Editor's Note: The USDA will release its quarterly Hogs & Pigs report shortly after this week’s Doane Ag Report goes to press. See the website for the results and our interpretation of them.
We are inclined to expect generally bearish numbers, especially pertaining to the fourth-quarter outlook. However, readers should recall that the hog industry and CME traders seemed to ignore the bearishly construed March report.
Last week’s hog kill fell 4.0% below the comparable year-ago result, but the decline was almost surely exaggerated by the temporary closure of Smithfield’s big Tarheel plant due to an ammonia leak.

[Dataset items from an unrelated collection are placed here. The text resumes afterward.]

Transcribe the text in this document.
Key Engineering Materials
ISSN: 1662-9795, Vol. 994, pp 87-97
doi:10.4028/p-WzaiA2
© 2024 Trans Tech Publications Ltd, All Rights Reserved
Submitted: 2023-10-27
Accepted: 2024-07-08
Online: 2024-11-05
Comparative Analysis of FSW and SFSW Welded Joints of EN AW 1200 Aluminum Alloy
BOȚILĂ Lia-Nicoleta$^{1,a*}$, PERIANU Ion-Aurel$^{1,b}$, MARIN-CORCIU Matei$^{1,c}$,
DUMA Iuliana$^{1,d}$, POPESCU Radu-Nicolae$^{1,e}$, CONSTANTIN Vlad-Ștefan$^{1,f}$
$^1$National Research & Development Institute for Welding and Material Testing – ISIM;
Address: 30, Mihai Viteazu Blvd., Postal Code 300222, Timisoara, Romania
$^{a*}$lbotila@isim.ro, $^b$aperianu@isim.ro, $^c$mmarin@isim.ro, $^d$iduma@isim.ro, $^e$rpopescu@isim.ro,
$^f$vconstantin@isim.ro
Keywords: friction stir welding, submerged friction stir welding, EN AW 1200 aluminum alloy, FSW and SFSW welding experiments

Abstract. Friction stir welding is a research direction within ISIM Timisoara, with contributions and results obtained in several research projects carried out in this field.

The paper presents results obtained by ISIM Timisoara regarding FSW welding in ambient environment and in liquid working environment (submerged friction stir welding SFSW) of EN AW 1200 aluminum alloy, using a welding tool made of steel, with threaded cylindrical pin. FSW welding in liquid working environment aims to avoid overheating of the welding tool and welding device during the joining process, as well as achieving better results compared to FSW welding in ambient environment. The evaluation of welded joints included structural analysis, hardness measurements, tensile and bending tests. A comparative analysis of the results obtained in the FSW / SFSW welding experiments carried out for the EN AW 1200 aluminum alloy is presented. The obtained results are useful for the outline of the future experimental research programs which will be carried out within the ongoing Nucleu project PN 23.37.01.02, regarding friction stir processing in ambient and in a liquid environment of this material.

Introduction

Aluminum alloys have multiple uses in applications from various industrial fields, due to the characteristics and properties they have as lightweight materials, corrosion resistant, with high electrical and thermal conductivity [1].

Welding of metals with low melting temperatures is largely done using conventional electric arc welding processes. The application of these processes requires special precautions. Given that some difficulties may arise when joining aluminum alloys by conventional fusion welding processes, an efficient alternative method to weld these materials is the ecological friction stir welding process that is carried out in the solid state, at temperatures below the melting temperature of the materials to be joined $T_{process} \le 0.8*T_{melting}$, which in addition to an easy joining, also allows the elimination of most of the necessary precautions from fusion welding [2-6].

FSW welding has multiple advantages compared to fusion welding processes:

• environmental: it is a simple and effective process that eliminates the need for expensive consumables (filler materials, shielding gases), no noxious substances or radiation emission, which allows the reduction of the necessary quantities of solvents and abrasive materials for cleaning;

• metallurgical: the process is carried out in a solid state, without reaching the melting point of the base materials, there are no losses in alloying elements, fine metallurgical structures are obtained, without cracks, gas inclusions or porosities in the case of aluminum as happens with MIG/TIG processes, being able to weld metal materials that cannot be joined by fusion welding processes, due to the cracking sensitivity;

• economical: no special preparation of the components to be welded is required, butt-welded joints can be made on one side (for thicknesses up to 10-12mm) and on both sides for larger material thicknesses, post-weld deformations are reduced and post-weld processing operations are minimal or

Conversely, Wednesday’s weekly report concerning Iowa-Southern Minnesota hog weights indicated a 2.0 pound weekly drop to 285.0 pounds/head. The drop was partly seasonal in nature, but one could certainly argue that it reflected tightening market- ready hog supplies. Despite last week’s reduced slaughter, increased weights once again pushed pork production 1.1% over the comparable 2013 result.
Nevertheless, hog and pork prices have continued their recent surge. The advance probably reflects improving demand. Is this a seasonal phenomenon, since hog and pork prices often post their annual peak in late June, or does it reflect a return of the torrid buying that powered the complex to stunning highs in late winter and early spring?
We suspect a combination of those factors, with buyers currently accelerating purchases in order to get a jump on likely mid-to-late summer needs. This may bode well for short-term price prospects, but the late-summer outlook may suffer accordingly.